Катрин понадеялась, что старик не подумает ничего лишнего после фразы о ночи.

— Дождь закончился, — продолжил тот. — Меня это даже разочаровывает.

— Что вообще в этой жизни нас не разочаровывает? — ответила Катрин. — У вас не найдется прикурить?

— Нет, я за здоровый образ жизни, потому и дожил до своих лет. Чего и вам советую, мадмуазель, вы уж не сочтите за нотацию. Что же касается разочарований… Вот у вас есть дети?

— Нет, — отозвалась Катрин, уже зная, к чему старик будет клонить.

— В том-то и проблема. Самая большая радость человека — она в детях, а потом в детях их детей. На улице, бывает, слякоть, дождь, холод, а я приду домой, достану фотографии Шарля, Гийома и Огюстины, глажу их, и сразу тепло на душе. Потом Антуана фотографию достану — это гийомов сын, и Дидье с Сюзанной — это уже Огюстины, и смотрю, смотрю… А Шарль, как и вы, по тем же стопам идет, бездетным. Да и остальные мало детей завели, один да два. У меня их пятеро было.

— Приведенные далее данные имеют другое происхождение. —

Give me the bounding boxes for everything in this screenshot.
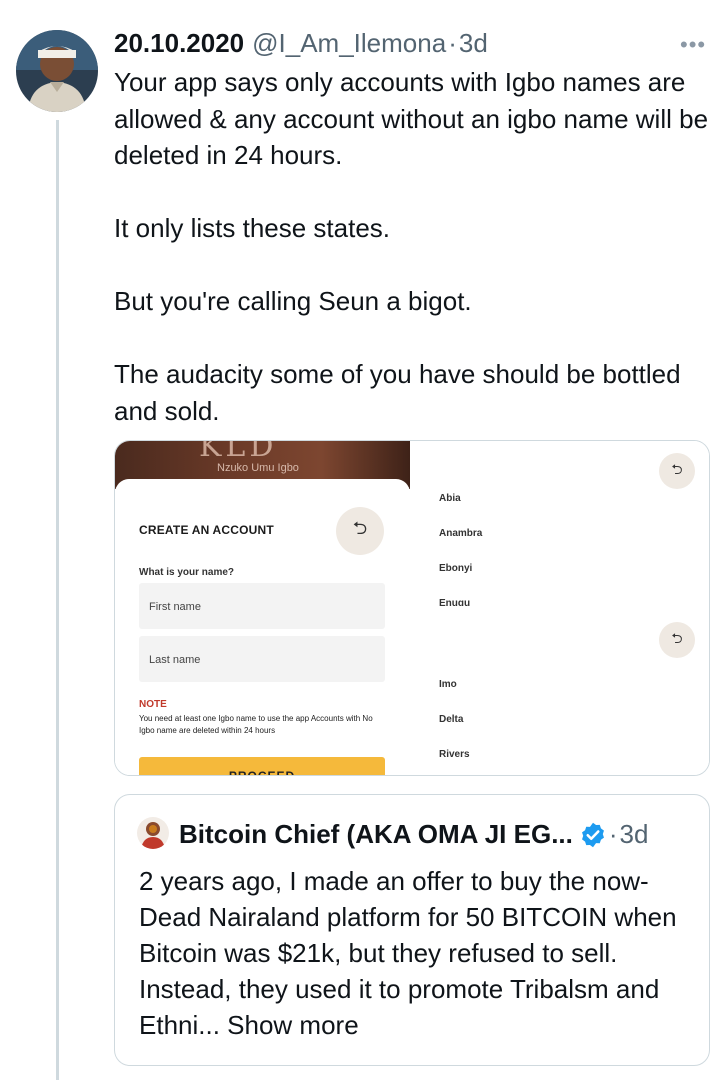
state-list-item[interactable]: Abia	[439, 493, 461, 504]
back-arrow-icon[interactable]: ⮌	[336, 507, 384, 555]
verified-badge-icon	[579, 821, 607, 849]
tweet-header: 20.10.2020 @I_Am_Ilemona · 3d	[114, 28, 488, 58]
meta-separator: ·	[608, 819, 618, 849]
note-title: NOTE	[139, 699, 167, 710]
state-list-item[interactable]: Enugu	[439, 598, 470, 606]
create-account-title: CREATE AN ACCOUNT	[139, 523, 274, 537]
meta-separator: ·	[448, 28, 457, 58]
proceed-button[interactable]: PROCEED	[139, 757, 385, 775]
author-avatar[interactable]	[16, 30, 98, 112]
app-logo: KLD	[199, 440, 278, 464]
tweet-paragraph: The audacity some of you have should be …	[114, 359, 681, 426]
quoted-timestamp[interactable]: 3d	[620, 819, 649, 850]
tweet-media-attachment[interactable]: KLD Nzuko Umu Igbo CREATE AN ACCOUNT ⮌ W…	[114, 440, 710, 776]
quoted-body-text: 2 years ago, I made an offer to buy the …	[139, 866, 677, 1040]
quoted-tweet-text: 2 years ago, I made an offer to buy the …	[139, 863, 699, 1043]
state-list-item[interactable]: Imo	[439, 679, 457, 690]
app-subtitle: Nzuko Umu Igbo	[217, 462, 299, 474]
note-text: You need at least one Igbo name to use t…	[139, 714, 373, 735]
thread-connector-line	[56, 120, 59, 1080]
author-display-name[interactable]: 20.10.2020	[114, 28, 244, 59]
state-list-item[interactable]: Rivers	[439, 749, 470, 760]
author-handle[interactable]: @I_Am_Ilemona	[252, 28, 446, 59]
quoted-author-name[interactable]: Bitcoin Chief (AKA OMA JI EG...	[179, 819, 573, 850]
show-more-link[interactable]: Show more	[227, 1010, 359, 1040]
tweet-timestamp[interactable]: 3d	[459, 28, 488, 59]
tweet-paragraph: Your app says only accounts with Igbo na…	[114, 67, 709, 170]
quoted-author-avatar[interactable]	[137, 817, 169, 849]
name-question-label: What is your name?	[139, 567, 235, 578]
state-list-item[interactable]: Anambra	[439, 528, 482, 539]
tweet-paragraph: But you're calling Seun a bigot.	[114, 286, 472, 316]
app-screenshot-create-account[interactable]: KLD Nzuko Umu Igbo CREATE AN ACCOUNT ⮌ W…	[115, 440, 410, 775]
state-list-item[interactable]: Ebonyi	[439, 563, 472, 574]
app-screenshot-state-list[interactable]: ⮌ Abia Anambra Ebonyi Enugu ⮌ Imo Delta …	[413, 441, 709, 775]
tweet-text: Your app says only accounts with Igbo na…	[114, 64, 714, 429]
tweet-paragraph: It only lists these states.	[114, 213, 391, 243]
quoted-tweet[interactable]: Bitcoin Chief (AKA OMA JI EG... · 3d 2 y…	[114, 794, 710, 1066]
back-arrow-icon[interactable]: ⮌	[659, 453, 695, 489]
quoted-tweet-header: Bitcoin Chief (AKA OMA JI EG... · 3d	[179, 819, 648, 850]
state-list-item[interactable]: Delta	[439, 714, 463, 725]
first-name-field[interactable]: First name	[139, 583, 385, 629]
back-arrow-icon[interactable]: ⮌	[659, 622, 695, 658]
last-name-field[interactable]: Last name	[139, 636, 385, 682]
more-horizontal-icon[interactable]: •••	[680, 32, 706, 58]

Еще Серж и Катрин, но после войны худо было в стране, не выжили.

— Меня тоже зовут Катрин, — вдруг произнесла та, прерывая поток воспоминаний старика. Тому, видимо, совсем выговориться некому.

— Удивительно! — вновь восторгнулся старик. Он в свои семьдесят (или восемьдесят?) казался куда более живым, чем Катрин в ее двадцать с хвостиком. — Моя Катрин была бы, конечно, старше вас. А я, кстати, Жан, — он легко пожал руку Катрин. Его ладонь оказалась довольно холодной, так что Катрин после рукопожатия спрятала руки в карманы, чтобы скорее отогреть их. — Старый Жан вам поведал свои мысли, поведаете ли вы свои старому Жану?

«Мы вряд ли еще встретимся, так что нет смысла его стесняться», — подумала Катрин, и выложила тому вкратце свою историю. Не о покойной сестре, вдруг вздумавшей являться ей, нет. Она рассказала старику, как студентка Катя еще в России встретила Максима — мужчину, годящегося ей в отцы, как выскочила за него замуж, чтобы поскорее съехать из опротивевшего ей дома. Она считала, что человек в его возрасте уже должен хорошо разбираться в жизни — ровесников Катя находила поверхностными и несерьезными. Со временем она поняла, что сделала большую ошибку — Максим находил ее инфантильной ровно настолько, насколько она видела эту черту в своих одногруппниках и друзьях. Со временем ему удалось привить ей полную зависимость от своих решений, и когда он заявил: «Катя, мы уезжаем из этой гребанной страны», та даже и не подумала — считает ли она сама свою страну гребанной, или ей и здесь прекрасно.

Она не знала французского языка, да и о самой стране имела весьма поверхностное представление: Эйфелева башня, лягушачьи лапки, картавая «р», Наполеон, Пьер Ришар… Катя тогда только-только закончила учебу и нигде не успела поработать. Так по специальности ей работать и не довелось — сначала она стояла за стойкой в их кафешке, потом выпросила для себя возможность уходить по вечерам на подработку в салон Бонне. С доходов от кафешки Максим выделял ей совсем уж жалкие суммы, но, признала она честно, он и себе оставлял не так уж много, отдавая большую часть прибыли на рекламу. Реклама представлялась ей таким гигантским унитазом, куда Максим бросал заработанные деньги, а потом с энтузиазмом нажимал на смыв снова и снова. Толку с нее было на полпальца. Максим бесконечно пилил Катрин (уже всюду представлявшуюся новым именем) на тему ее мрачного выражения лица. Мол, если бы она чаще улыбалась, клиентам хотелось бы чаще возвращаться в их заведение.